Juno-wetenschappers zijn er ook in geslaagd een spectaculair kenmerk op Io na te bootsen, een berg met spitse torens die de bijnaam 'The Steeple' heeft gekregen. Deze functie is tussen de 5 en 7 kilometer (3-4,3 mijl) hoog. Het is moeilijk te begrijpen welk soort vulkanische activiteit zo'n verbluffende landvorm had kunnen creëren.
Over vulkanische activiteit gesproken:twee recente artikelen zijn tot een verbluffende conclusie gekomen over Io:deze maan barst uit sinds het begin van het zonnestelsel.
Alle vulkanische activiteiten op Io worden veroorzaakt door getijdenverwarming. Io bevindt zich in een orbitale resonantie met twee andere grote manen van Jupiter, Europa en Ganymedes.
"Elke keer dat Ganymede één keer om Jupiter draait, draait Europa twee keer om zijn baan en Io vier keer", aldus de auteurs van een artikel gepubliceerd in het Journal of Geophysical Research:Planets , geleid door Ery Hughes van GNS Science in Nieuw-Zeeland. "Deze situatie veroorzaakt getijdenopwarming in Io (zoals de maan oceaangetijden op aarde veroorzaakt), wat het vulkanisme veroorzaakt."
Het sub-Joviaanse halfrond van Io wordt voor het eerst in detail onthuld sinds Voyager 1 in maart 1979 door het Jupiterstelsel vloog, tijdens de 58e perijove van het Juno-ruimtevaartuig op 3 februari 2024. Deze afbeelding toont de nachtzijde van Io, verlicht door zonlicht weerkaatst door de wolkentoppen van Jupiter.

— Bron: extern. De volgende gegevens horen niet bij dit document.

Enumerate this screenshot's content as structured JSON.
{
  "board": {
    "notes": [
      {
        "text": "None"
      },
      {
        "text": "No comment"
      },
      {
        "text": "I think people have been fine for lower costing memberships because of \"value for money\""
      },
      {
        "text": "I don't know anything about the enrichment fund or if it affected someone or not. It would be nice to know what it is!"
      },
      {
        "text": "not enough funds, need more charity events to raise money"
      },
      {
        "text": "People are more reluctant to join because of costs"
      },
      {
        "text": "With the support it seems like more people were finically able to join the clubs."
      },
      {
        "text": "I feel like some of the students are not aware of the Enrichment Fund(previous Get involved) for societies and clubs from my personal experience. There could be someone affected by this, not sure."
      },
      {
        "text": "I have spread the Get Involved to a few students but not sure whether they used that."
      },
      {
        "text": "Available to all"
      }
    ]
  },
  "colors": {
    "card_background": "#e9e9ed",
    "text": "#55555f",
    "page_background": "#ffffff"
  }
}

Er zijn verschillende oppervlakteveranderingen zichtbaar, waaronder een hervorming van het samengestelde stromingsveld bij Kanehekili (midden links) en een nieuwe lavastroom ten oosten van Kanehekili. Deze afbeelding heeft een pixelschaal van 1,6 km/pixel. Credit:NASA/SwRI/JPL/MSSS/Jason Perry
Wetenschappers weten echter niet hoe lang deze resonantie al plaatsvindt en of wat we vandaag waarnemen, is wat er altijd al is gebeurd in het Jupitersysteem. Dit komt omdat vulkanisme het oppervlak van Io vrijwel voortdurend vernieuwt, waardoor er weinig sporen van het verleden achterblijven.

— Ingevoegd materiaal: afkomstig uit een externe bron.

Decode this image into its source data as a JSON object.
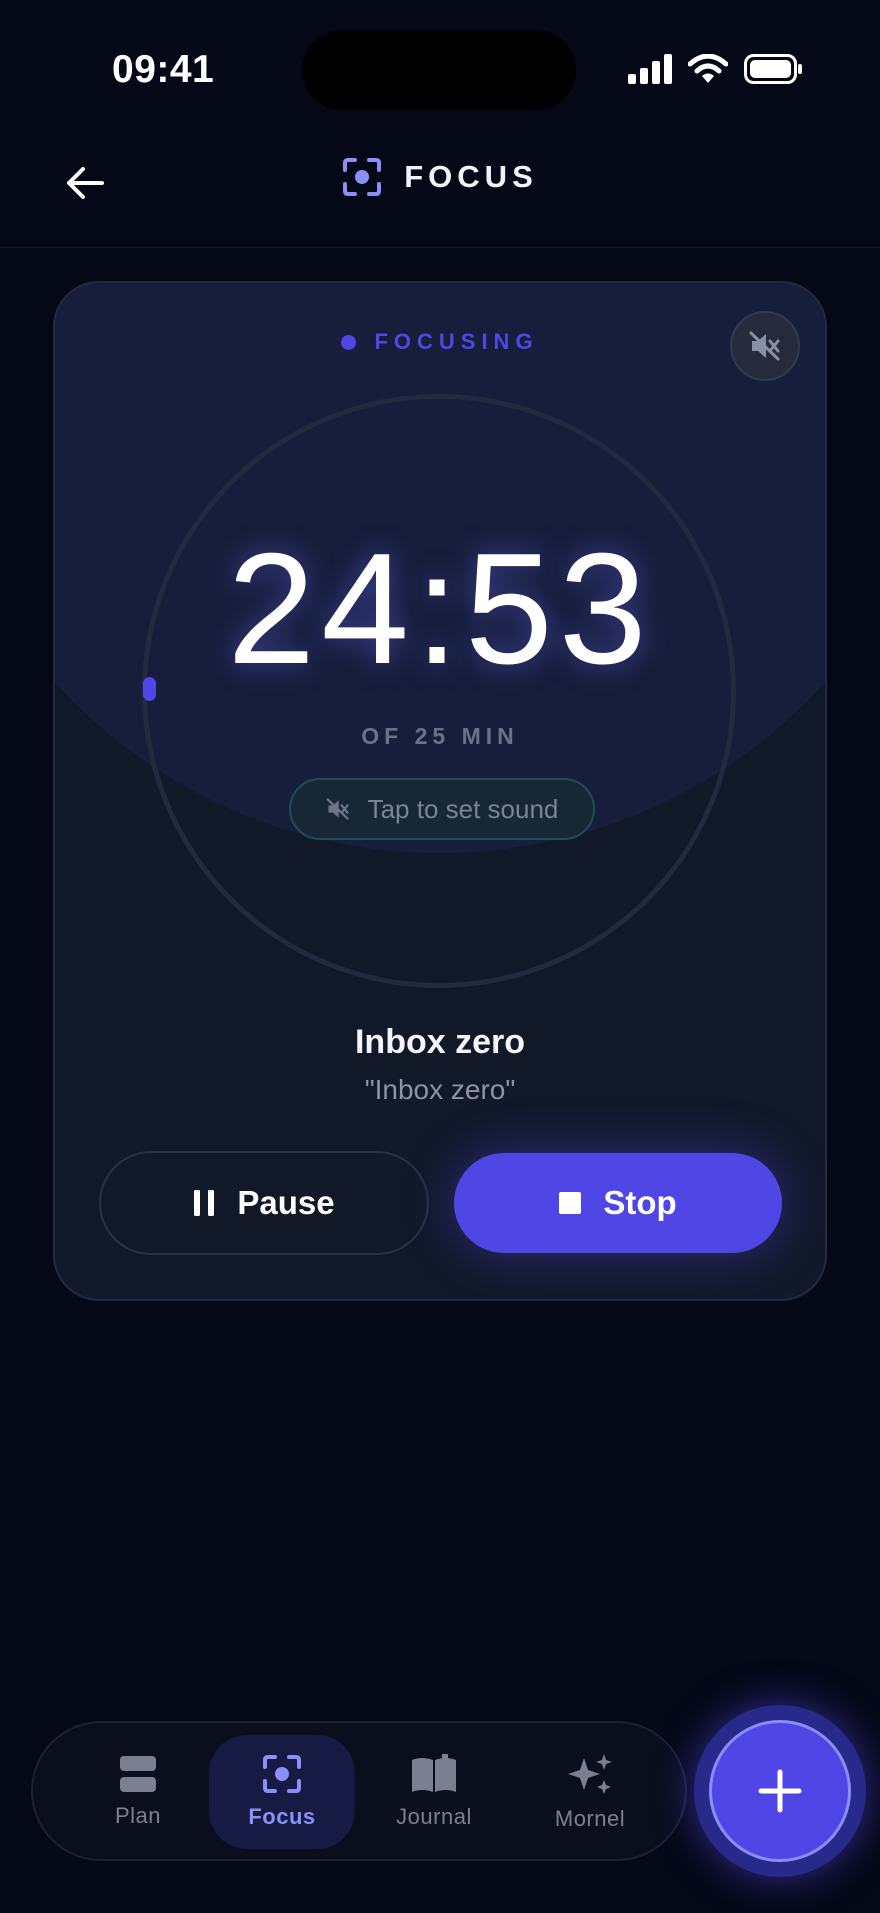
{
  "status_bar": {
    "time": "09:41"
  },
  "header": {
    "title": "FOCUS"
  },
  "timer": {
    "state_label": "FOCUSING",
    "time_remaining": "24:53",
    "duration_label": "OF 25 MIN",
    "sound_prompt": "Tap to set sound",
    "task_title": "Inbox zero",
    "task_subtitle": "\"Inbox zero\"",
    "pause_label": "Pause",
    "stop_label": "Stop"
  },
  "tabs": [
    {
      "label": "Plan",
      "icon": "plan-icon",
      "active": false
    },
    {
      "label": "Focus",
      "icon": "focus-icon",
      "active": true
    },
    {
      "label": "Journal",
      "icon": "journal-icon",
      "active": false
    },
    {
      "label": "Mornel",
      "icon": "sparkle-icon",
      "active": false
    }
  ],
  "colors": {
    "accent": "#4f46e5",
    "background": "#050816",
    "card": "#111828"
  }
}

Het team van wetenschappers, onder leiding van Katherine de Kleer van Caltech en Hughes van GNS Science, gebruikte de Atacama Large Millimeter/submillimeter Array (ALMA) in Chili en observeerde de zwavelgassen in de atmosfeer van Io. De isotopen van zwavel werden gebruikt als tracer van getijdenverwarming op Io, omdat zwavel vrijkomt door vulkanisme, in de atmosfeer wordt verwerkt en in de mantel wordt gerecycled. Bovendien gaat een deel van de zwavel verloren in de ruimte, en vanwege de magnetosfeer van Jupiter dwarrelt er een groep geladen deeltjes rond Jupiter die voortdurend de atmosfeer van Io raken.
Het blijkt dat de zwavel die verloren gaat in de ruimte op Io een beetje isotopisch lichter is dan de zwavel die wordt teruggevoerd naar het binnenste van Io. Hierdoor wordt de zwavel die op Io achterblijft na verloop van tijd isotopisch zwaarder en zwaarder. Hoeveel zwaarder hangt af van hoe lang het vulkanisme al heeft plaatsgevonden.